One study, by consulting firm Oliver Wyman, done for 12 unnamed financial services firms, “wrongly assumed that fiduciary advisers to IRA investors could not accept commissions, when in fact much of such compensation would have been permitted” under an existing exemption, the DOL said in an impact statement released along with the new fiduciary proposal. Advisors could still receive commission and trail fees under the new proposal.
 
Another study, by Compass Lexecon, a consulting firm working for Primerica, also assumed that as fiduciaries, advisors and firms could no longer take commissions or revenue sharing, the DOL said.

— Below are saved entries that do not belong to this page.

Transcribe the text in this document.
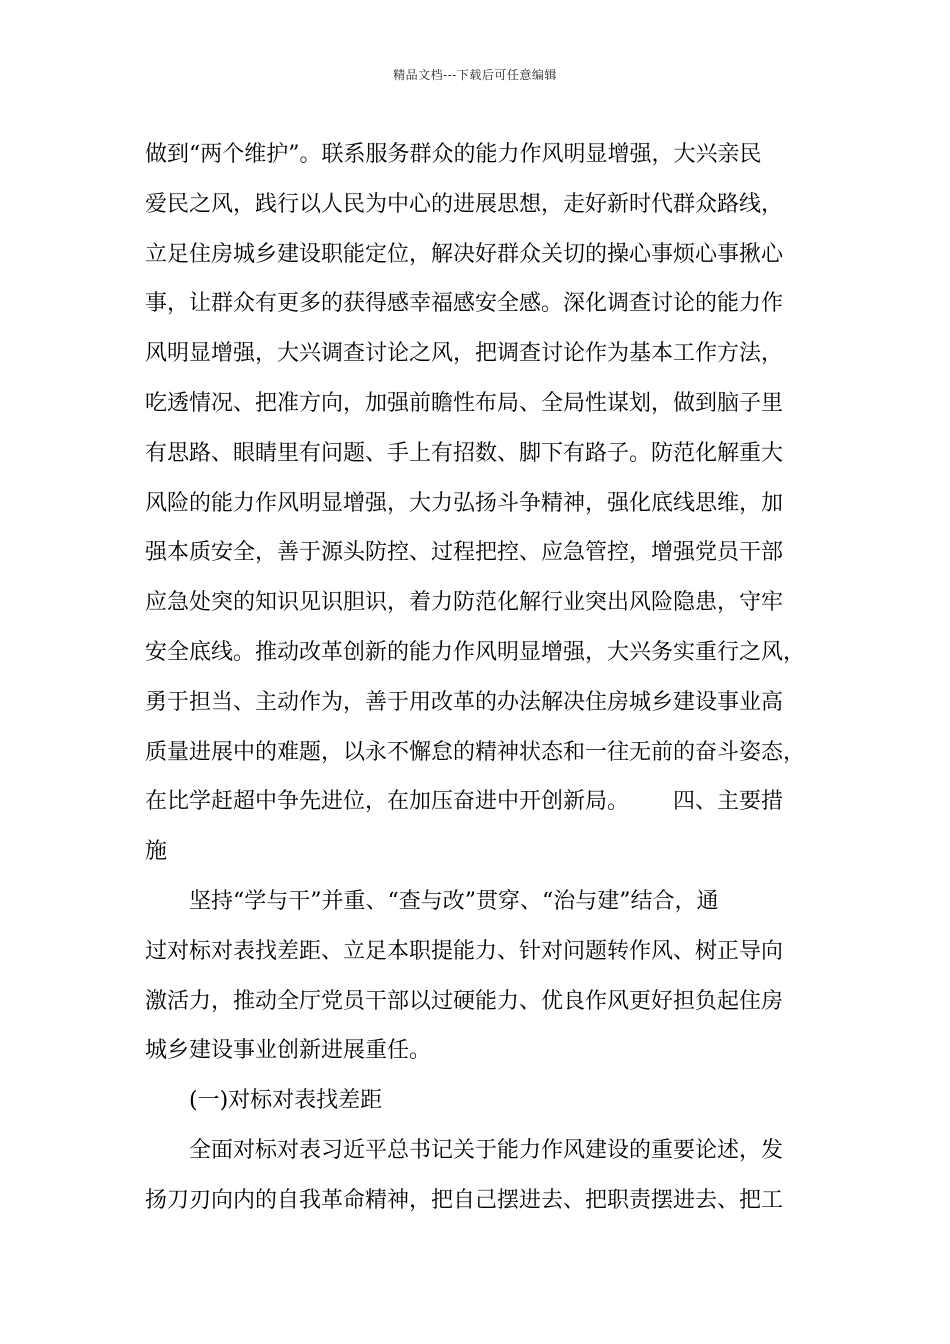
精品文档---下载后可任意编辑
做到“两个维护”。联系服务群众的能力作风明显增强，大兴亲民
爱民之风，践行以人民为中心的进展思想，走好新时代群众路线，
立足住房城乡建设职能定位，解决好群众关切的操心事烦心事揪心
事，让群众有更多的获得感幸福感安全感。深化调查讨论的能力作
风明显增强，大兴调查讨论之风，把调查讨论作为基本工作方法，
吃透情况、把准方向，加强前瞻性布局、全局性谋划，做到脑子里
有思路、眼睛里有问题、手上有招数、脚下有路子。防范化解重大
风险的能力作风明显增强，大力弘扬斗争精神，强化底线思维，加
强本质安全，善于源头防控、过程把控、应急管控，增强党员干部
应急处突的知识见识胆识，着力防范化解行业突出风险隐患，守牢
安全底线。推动改革创新的能力作风明显增强，大兴务实重行之风，
勇于担当、主动作为，善于用改革的办法解决住房城乡建设事业高
质量进展中的难题，以永不懈怠的精神状态和一往无前的奋斗姿态，
在比学赶超中争先进位，在加压奋进中开创新局。 四、主要措
施
坚持“学与干”并重、“查与改”贯穿、“治与建”结合，通
过对标对表找差距、立足本职提能力、针对问题转作风、树正导向
激活力，推动全厅党员干部以过硬能力、优良作风更好担负起住房
城乡建设事业创新进展重任。
(一)对标对表找差距
全面对标对表习近平总书记关于能力作风建设的重要论述，发
扬刀刃向内的自我革命精神，把自己摆进去、把职责摆进去、把工
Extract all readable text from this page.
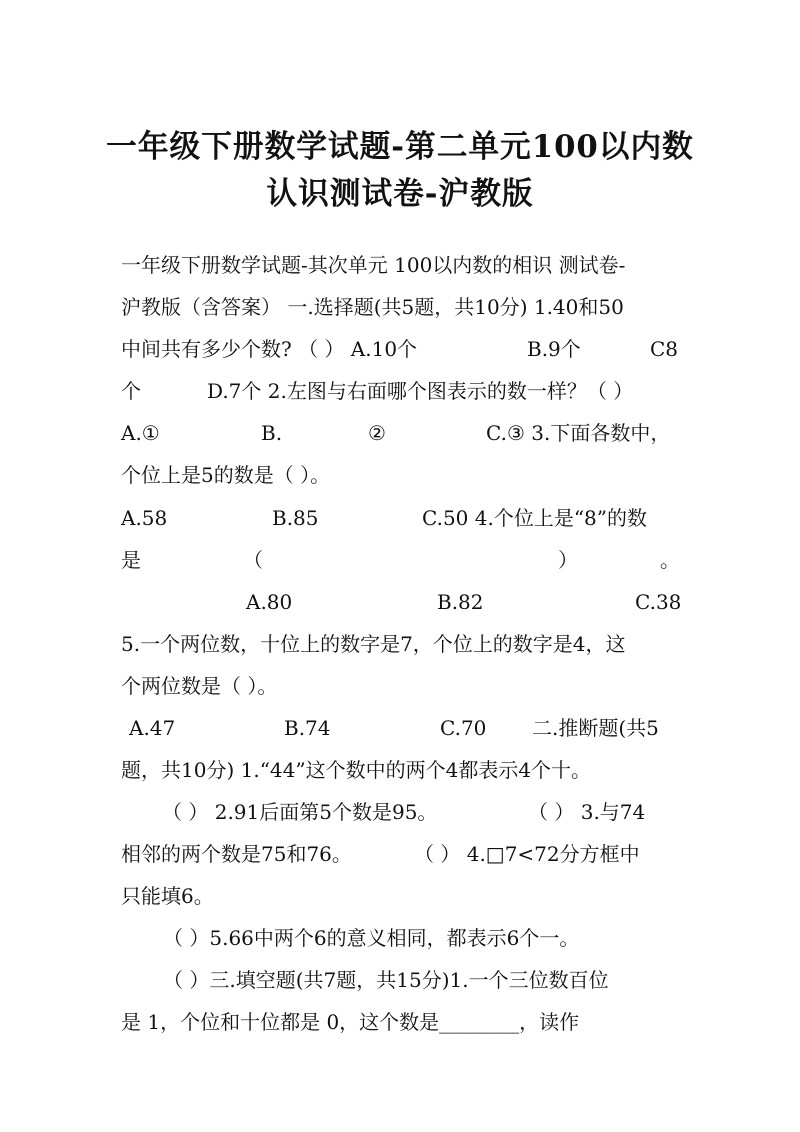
一年级下册数学试题-第二单元100以内数
认识测试卷-沪教版
一年级下册数学试题-其次单元 100以内数的相识 测试卷-
沪教版（含答案） 一.选择题(共5题，共10分) 1.40和50
中间共有多少个数? （ ） A.10个	B.9个	C8
个	D.7个 2.左图与右面哪个图表示的数一样？（ ）
A.①	B.	②	C.③ 3.下面各数中，
个位上是5的数是（ ）。
A.58	B.85	C.50 4.个位上是“8”的数
是	（	）	。
A.80	B.82	C.38
5.一个两位数，十位上的数字是7，个位上的数字是4，这
个两位数是（ ）。
A.47	B.74	C.70 二.推断题(共5
题，共10分) 1.“44”这个数中的两个4都表示4个十。
（ ） 2.91后面第5个数是95。	（ ） 3.与74
相邻的两个数是75和76。	（ ） 4.□7<72分方框中
只能填6。
（ ）5.66中两个6的意义相同，都表示6个一。
（ ）三.填空题(共7题，共15分)1.一个三位数百位
是 1，个位和十位都是 0，这个数是________，读作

The study also presumes “that IRA investors can police the quality of advice  and make efficient decisions as to what advice to buy, how much to pay for it, and what investments to make,” the DOL said, citing academic research to the contrary.
 
The DOL commissioned its own study by the Rand Corporation to debunk the Oliver Wyman and Lexecon studies.
 
To the contrary, the department’s original proposal “was premised on banning broker-dealer compensation, which they don’t dispute,” said Kent Mason, a partner at Davis Harman LLP who oversaw the study by Oliver Wyman. “That was what the Oliver Wyman study was premised on.” 
            
Although the DOL’s new proposal allows brokerage firms to receive commissions and revenue sharing from retirement plans and IRAs, Mason says the requirements are unworkable.
            
“There are pages and pages of detailed data requirements,” he said. “I haven’t talked to anyone who could potentially meet the conditions.”
             
Todd Kendall, senior vice president at Compass Lexecon and co-author of the firm’s study, did not have an immediate comment.
            
The DOL also pointed to the emergence of low-cost robo platforms as a promising development.
            
Traditional firms “are scrambling to develop, partner with, or acquire such innovative tools, and to combine these with more traditional services to deliver tailored services to more market segments at far lower cost,” the DOL said. 
            
“The new [fiduciary] proposal will help ensure that these new approaches evolve toward less conflicted and more innately impartial business models,” the department said.